Lächeln auf Kommando

Saarbrücken · Forscher des Saarbrücker Max-Planck-Instituts für Informatik haben eine Software vorgestellt, die den Gesichtsausdruck eines Menschen in einem laufenden Film verändern kann. Die Effekte sind verblüffend.

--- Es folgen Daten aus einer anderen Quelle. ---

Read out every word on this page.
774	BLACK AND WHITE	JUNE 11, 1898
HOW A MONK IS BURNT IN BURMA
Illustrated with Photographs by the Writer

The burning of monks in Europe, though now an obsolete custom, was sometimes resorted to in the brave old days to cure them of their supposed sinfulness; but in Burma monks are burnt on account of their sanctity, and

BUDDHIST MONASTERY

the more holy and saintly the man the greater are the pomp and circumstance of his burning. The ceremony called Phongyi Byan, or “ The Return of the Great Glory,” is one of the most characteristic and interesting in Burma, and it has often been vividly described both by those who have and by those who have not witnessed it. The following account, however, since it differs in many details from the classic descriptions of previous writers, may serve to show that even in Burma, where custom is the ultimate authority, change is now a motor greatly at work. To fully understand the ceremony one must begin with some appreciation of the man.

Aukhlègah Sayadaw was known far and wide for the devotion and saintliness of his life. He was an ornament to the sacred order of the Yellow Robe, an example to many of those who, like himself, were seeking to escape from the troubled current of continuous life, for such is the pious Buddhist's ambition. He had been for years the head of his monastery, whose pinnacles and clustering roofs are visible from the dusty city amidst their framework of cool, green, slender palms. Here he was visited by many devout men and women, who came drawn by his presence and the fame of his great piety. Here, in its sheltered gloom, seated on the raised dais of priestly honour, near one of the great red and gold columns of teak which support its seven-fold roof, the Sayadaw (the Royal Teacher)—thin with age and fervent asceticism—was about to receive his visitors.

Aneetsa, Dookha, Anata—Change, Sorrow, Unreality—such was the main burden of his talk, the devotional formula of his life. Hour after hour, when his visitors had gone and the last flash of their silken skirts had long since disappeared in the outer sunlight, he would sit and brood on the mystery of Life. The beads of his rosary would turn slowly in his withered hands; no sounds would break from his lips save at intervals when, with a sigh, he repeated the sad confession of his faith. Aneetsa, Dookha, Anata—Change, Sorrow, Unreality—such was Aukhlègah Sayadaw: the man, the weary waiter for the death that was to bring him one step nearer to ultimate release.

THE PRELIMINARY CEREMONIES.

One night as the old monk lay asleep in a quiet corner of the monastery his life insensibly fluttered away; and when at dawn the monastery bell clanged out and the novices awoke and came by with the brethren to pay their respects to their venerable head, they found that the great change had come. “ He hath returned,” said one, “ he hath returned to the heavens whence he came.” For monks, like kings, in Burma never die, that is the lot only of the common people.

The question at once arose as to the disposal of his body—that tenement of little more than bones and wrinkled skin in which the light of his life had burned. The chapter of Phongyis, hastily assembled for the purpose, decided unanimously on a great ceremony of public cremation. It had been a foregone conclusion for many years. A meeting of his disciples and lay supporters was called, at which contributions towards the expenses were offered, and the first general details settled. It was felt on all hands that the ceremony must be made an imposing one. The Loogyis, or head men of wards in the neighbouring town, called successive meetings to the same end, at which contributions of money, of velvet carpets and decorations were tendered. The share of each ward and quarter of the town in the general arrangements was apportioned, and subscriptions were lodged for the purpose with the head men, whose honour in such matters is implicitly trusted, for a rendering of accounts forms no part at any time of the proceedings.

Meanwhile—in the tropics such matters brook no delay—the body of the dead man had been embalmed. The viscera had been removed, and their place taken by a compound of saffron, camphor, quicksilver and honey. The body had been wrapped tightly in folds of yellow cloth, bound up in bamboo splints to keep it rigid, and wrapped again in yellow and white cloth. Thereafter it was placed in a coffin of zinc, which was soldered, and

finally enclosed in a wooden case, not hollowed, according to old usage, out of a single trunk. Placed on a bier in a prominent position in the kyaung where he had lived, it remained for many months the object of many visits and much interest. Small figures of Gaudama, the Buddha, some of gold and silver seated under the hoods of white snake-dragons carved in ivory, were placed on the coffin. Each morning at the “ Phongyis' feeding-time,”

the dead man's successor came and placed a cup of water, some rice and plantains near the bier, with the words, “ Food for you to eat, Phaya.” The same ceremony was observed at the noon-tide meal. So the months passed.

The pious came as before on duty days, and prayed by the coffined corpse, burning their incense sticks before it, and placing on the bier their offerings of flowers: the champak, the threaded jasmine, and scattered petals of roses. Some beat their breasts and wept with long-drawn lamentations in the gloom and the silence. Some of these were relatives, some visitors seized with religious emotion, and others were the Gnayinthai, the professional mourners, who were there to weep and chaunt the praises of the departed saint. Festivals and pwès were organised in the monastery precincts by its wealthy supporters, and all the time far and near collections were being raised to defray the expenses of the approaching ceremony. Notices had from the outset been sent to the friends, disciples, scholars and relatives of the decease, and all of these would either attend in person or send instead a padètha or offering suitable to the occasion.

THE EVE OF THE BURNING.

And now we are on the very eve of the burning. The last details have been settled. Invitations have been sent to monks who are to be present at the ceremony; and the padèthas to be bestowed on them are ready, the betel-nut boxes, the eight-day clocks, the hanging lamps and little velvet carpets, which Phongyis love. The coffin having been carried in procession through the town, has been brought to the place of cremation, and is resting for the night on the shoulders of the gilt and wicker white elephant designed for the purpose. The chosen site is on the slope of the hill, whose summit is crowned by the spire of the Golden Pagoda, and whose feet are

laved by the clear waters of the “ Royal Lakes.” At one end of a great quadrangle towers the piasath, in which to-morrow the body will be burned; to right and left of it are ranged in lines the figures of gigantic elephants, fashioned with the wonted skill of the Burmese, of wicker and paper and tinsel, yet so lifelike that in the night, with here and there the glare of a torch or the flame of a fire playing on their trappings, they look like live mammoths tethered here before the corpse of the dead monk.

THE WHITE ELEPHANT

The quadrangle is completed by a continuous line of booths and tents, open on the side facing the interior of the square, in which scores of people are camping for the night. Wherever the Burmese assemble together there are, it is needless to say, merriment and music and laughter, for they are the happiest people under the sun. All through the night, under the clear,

 Wenn Christian Theobalt in die Kamera lächelt, gehen auch im Filmbild bei Arnold Schwarzenegger die Mundwinkel nach oben. Foto: Maurer

Wenn Christian Theobalt in die Kamera lächelt, gehen auch im Filmbild bei Arnold Schwarzenegger die Mundwinkel nach oben. Foto: Maurer

Foto: Maurer

In Deutschland müssen Kinofilme synchronisiert werden, sollen sie beim Publikum Erfolg haben. Der Aufwand ist riesig, doch der Erfolg nicht immer garantiert. Nicht nur muss die Länge des neu gesprochenen Textes zur Szene passen, die deutsche Sprachspur soll möglichst auch lippensynchron zu den Mundbewegungen der Schauspieler sein. Das ist oft schwierig - Bild und Ton passen trotz aller Mühen nicht immer zusammen. Wenn die US-Schauspielerin im Liebesdrama in Großaufnahme ein "I love you" in die Kamera haucht, sind die unterschiedlichen Lippenbewegungen beim "Ich liebe dich" der Synchronfassung unübersehbar. Schön wär's, wenn sich da zur Abwechslung das Bild dem Ton anpassen ließe. Geht nicht? Geht doch, erklärt Professor Christian Theobalt vom Saarbrücker Max-Planck-Institut für Informatik . Der Informatiker hat mit seiner Arbeitsgruppe ein Verfahren der virtuellen Gesichts transplantation entwickelt. Es kann in Filmaufnahmen Mundbewegungen und Mimik eines Menschen aufs Antlitz eines anderen übertragen.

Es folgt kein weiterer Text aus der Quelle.